How To: End the Gun Control Debate

Since my post "How to Save the Postal Service" was such a huge hit earlier this week, I thought it was time I came back and solved another thorny issue.

Gun Control.  It's been a hot topic for years, but no one with the power to do anything has wanted to do anything.

Tired of sitting on the fence not feeling represented by either party, I decided it was time to put forth a proposal that maybe, just maybe, is one reasonable people can get behind.

Ready?  Deep breath.

Anyone should be allowed to own any gun they want.

1. Every gun must be registered, including ballistics on file with a centralized database.  A yearly fee must be paid for continued gun ownership.

2. Proof of ownership must be shown on a yearly basis.

3. Any gun theft must be reported within 24-hours.  If you fail to do so and the gun is used in the commission of a crime, you will be charged as an accessory.

4. Only certain types of guns may be stored in the home.  The remainder must be stored in a licensed facility and checked out before use.

5. Only a certain number of working guns may be stored in the home.  The guns must be insured and the guns must be noted on the homeowner or renter's insurance.  Landlords may choose to ban guns from rental properties.

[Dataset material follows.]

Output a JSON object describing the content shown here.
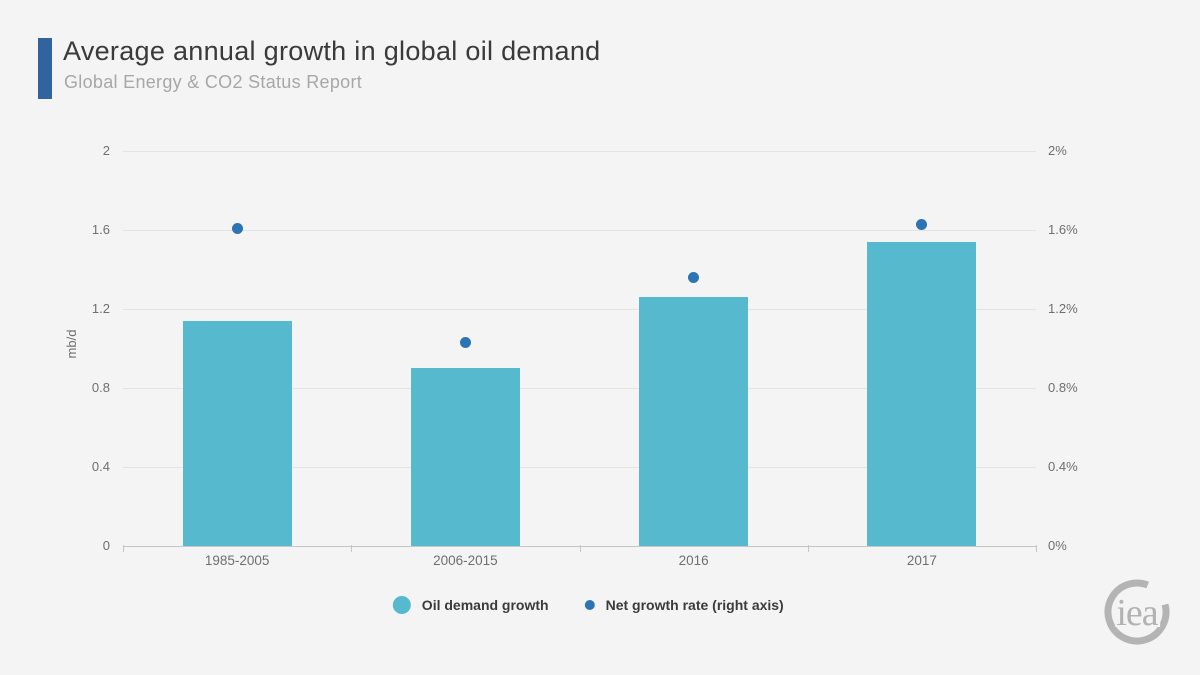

6. Collector guns must be rendered inoperable and shall be subject to all the same laws and regulations.

7. Seized guns must be destroyed, they cannot be auctioned off.

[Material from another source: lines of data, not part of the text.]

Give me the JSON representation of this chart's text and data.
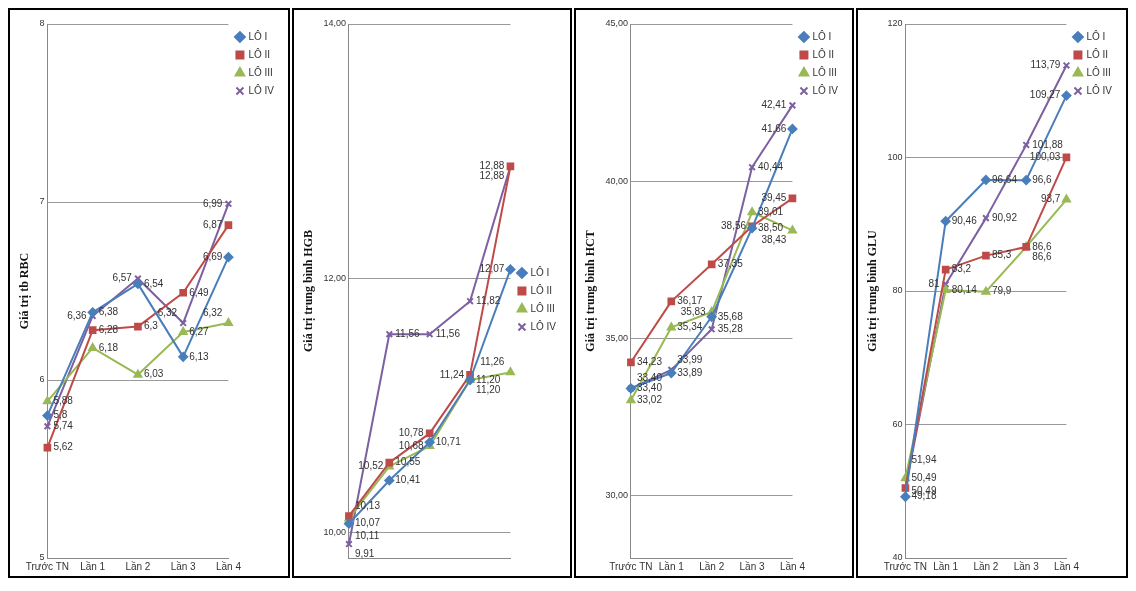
{
  "chart_data": [
    {
      "type": "line",
      "ylabel": "Giá trị tb RBC",
      "categories": [
        "Trước TN",
        "Lần 1",
        "Lần 2",
        "Lần 3",
        "Lần 4"
      ],
      "ylim": [
        5,
        8
      ],
      "yticks": [
        5,
        6,
        7,
        8
      ],
      "grid": "y",
      "legend": "top right",
      "series": [
        {
          "name": "LÔ I",
          "color": "#4a7ebb",
          "marker": "diamond",
          "values": [
            5.8,
            6.38,
            6.54,
            6.13,
            6.69
          ],
          "value_labels": [
            "5,8",
            "6,38",
            "6,54",
            "6,13",
            "6,69"
          ]
        },
        {
          "name": "LÔ II",
          "color": "#be4b48",
          "marker": "square",
          "values": [
            5.62,
            6.28,
            6.3,
            6.49,
            6.87
          ],
          "value_labels": [
            "5,62",
            "6,28",
            "6,3",
            "6,49",
            "6,87"
          ]
        },
        {
          "name": "LÔ III",
          "color": "#98b954",
          "marker": "triangle",
          "values": [
            5.88,
            6.18,
            6.03,
            6.27,
            6.32
          ],
          "value_labels": [
            "5,88",
            "6,18",
            "6,03",
            "6,27",
            "6,32"
          ]
        },
        {
          "name": "LÔ IV",
          "color": "#7d60a0",
          "marker": "cross",
          "values": [
            5.74,
            6.36,
            6.57,
            6.32,
            6.99
          ],
          "value_labels": [
            "5,74",
            "6,36",
            "6,57",
            "6,32",
            "6,99"
          ]
        }
      ]
    },
    {
      "type": "line",
      "ylabel": "Giá trị trung bình HGB",
      "categories": [
        null,
        null,
        null,
        null,
        null
      ],
      "ylim": [
        9.8,
        14
      ],
      "yticks": [
        {
          "value": 10,
          "label": "10,00"
        },
        {
          "value": 12,
          "label": "12,00"
        },
        {
          "value": 14,
          "label": "14,00"
        }
      ],
      "grid": "y",
      "legend": "right",
      "series": [
        {
          "name": "LÔ I",
          "color": "#4a7ebb",
          "marker": "diamond",
          "values": [
            10.07,
            10.41,
            10.71,
            11.2,
            12.07
          ],
          "value_labels": [
            "10,07",
            "10,41",
            "10,71",
            "11,20",
            "12,07"
          ]
        },
        {
          "name": "LÔ II",
          "color": "#be4b48",
          "marker": "square",
          "values": [
            10.13,
            10.55,
            10.78,
            11.24,
            12.88
          ],
          "value_labels": [
            "10,13",
            "10,55",
            "10,78",
            "11,24",
            "12,88"
          ]
        },
        {
          "name": "LÔ III",
          "color": "#98b954",
          "marker": "triangle",
          "values": [
            10.11,
            10.52,
            10.68,
            11.2,
            11.26
          ],
          "value_labels": [
            "10,11",
            "10,52",
            "10,68",
            "11,20",
            "11,26"
          ]
        },
        {
          "name": "LÔ IV",
          "color": "#7d60a0",
          "marker": "cross",
          "values": [
            9.91,
            11.56,
            11.56,
            11.82,
            12.88
          ],
          "value_labels": [
            "9,91",
            "11,56",
            "11,56",
            "11,82",
            "12,88"
          ]
        }
      ]
    },
    {
      "type": "line",
      "ylabel": "Giá trị trung bình HCT",
      "categories": [
        "Trước TN",
        "Lần 1",
        "Lần 2",
        "Lần 3",
        "Lần 4"
      ],
      "ylim": [
        28,
        45
      ],
      "yticks": [
        {
          "value": 30,
          "label": "30,00"
        },
        {
          "value": 35,
          "label": "35,00"
        },
        {
          "value": 40,
          "label": "40,00"
        },
        {
          "value": 45,
          "label": "45,00"
        }
      ],
      "grid": "y",
      "legend": "top right",
      "series": [
        {
          "name": "LÔ I",
          "color": "#4a7ebb",
          "marker": "diamond",
          "values": [
            33.4,
            33.89,
            35.68,
            38.5,
            41.66
          ],
          "value_labels": [
            "33,40",
            "33,89",
            "35,68",
            "38,50",
            "41,66"
          ]
        },
        {
          "name": "LÔ II",
          "color": "#be4b48",
          "marker": "square",
          "values": [
            34.23,
            36.17,
            37.35,
            38.56,
            39.45
          ],
          "value_labels": [
            "34,23",
            "36,17",
            "37,35",
            "38,56",
            "39,45"
          ]
        },
        {
          "name": "LÔ III",
          "color": "#98b954",
          "marker": "triangle",
          "values": [
            33.02,
            35.34,
            35.83,
            39.01,
            38.43
          ],
          "value_labels": [
            "33,02",
            "35,34",
            "35,83",
            "39,01",
            "38,43"
          ]
        },
        {
          "name": "LÔ IV",
          "color": "#7d60a0",
          "marker": "cross",
          "values": [
            33.4,
            33.99,
            35.28,
            40.44,
            42.41
          ],
          "value_labels": [
            "33,40",
            "33,99",
            "35,28",
            "40,44",
            "42,41"
          ]
        }
      ]
    },
    {
      "type": "line",
      "ylabel": "Giá trị trung bình GLU",
      "categories": [
        "Trước TN",
        "Lần 1",
        "Lần 2",
        "Lần 3",
        "Lần 4"
      ],
      "ylim": [
        40,
        120
      ],
      "yticks": [
        40,
        60,
        80,
        100,
        120
      ],
      "grid": "y",
      "legend": "top right",
      "series": [
        {
          "name": "LÔ I",
          "color": "#4a7ebb",
          "marker": "diamond",
          "values": [
            49.18,
            90.46,
            96.64,
            96.6,
            109.27
          ],
          "value_labels": [
            "49,18",
            "90,46",
            "96,64",
            "96,6",
            "109,27"
          ]
        },
        {
          "name": "LÔ II",
          "color": "#be4b48",
          "marker": "square",
          "values": [
            50.49,
            83.2,
            85.3,
            86.6,
            100.03
          ],
          "value_labels": [
            "50,49",
            "83,2",
            "85,3",
            "86,6",
            "100,03"
          ]
        },
        {
          "name": "LÔ III",
          "color": "#98b954",
          "marker": "triangle",
          "values": [
            51.94,
            80.14,
            79.9,
            86.6,
            93.7
          ],
          "value_labels": [
            "51,94",
            "80,14",
            "79,9",
            "86,6",
            "93,7"
          ]
        },
        {
          "name": "LÔ IV",
          "color": "#7d60a0",
          "marker": "cross",
          "values": [
            50.49,
            81,
            90.92,
            101.88,
            113.79
          ],
          "value_labels": [
            "50,49",
            "81",
            "90,92",
            "101,88",
            "113,79"
          ]
        }
      ]
    }
  ]
}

8. Bullets shall be heavily taxed.  The revenue from the taxes and from the licensing of the firearms will be used to offset the cost of gun violence in the community where the purchase/licensing takes place.

9. In the event of a gun discharge in the home that's ruled to not be a clear case of "Stand Your Ground", the residence will be declared a "gun-free zone" for five years and all guns in the home must be surrendered or moved to a secure location off-site.

10. You must be licensed to own a gun.  Yearly license renewals require continuing education into gun safety.

There you have it... you've probably noticed that my proposals are based on cars.  Cars are powerful tools that have a useful purpose, but also can become an accidental or intentional deadly weapon.  Licensing of cars and drivers do not prevent all deaths, accidental or intentional, nor does it prevent the theft of a car or driving by an unlicensed driver.

But I think this is a fair and balanced approach that allows gun ownership, promotes their safe use, creates a revenue stream for the government to get involved at a safe level, as well as opens up new entrepreneurial opportunities in the areas of sub-agents for licensing and compliance as well as storage, gun ranges and pro shops.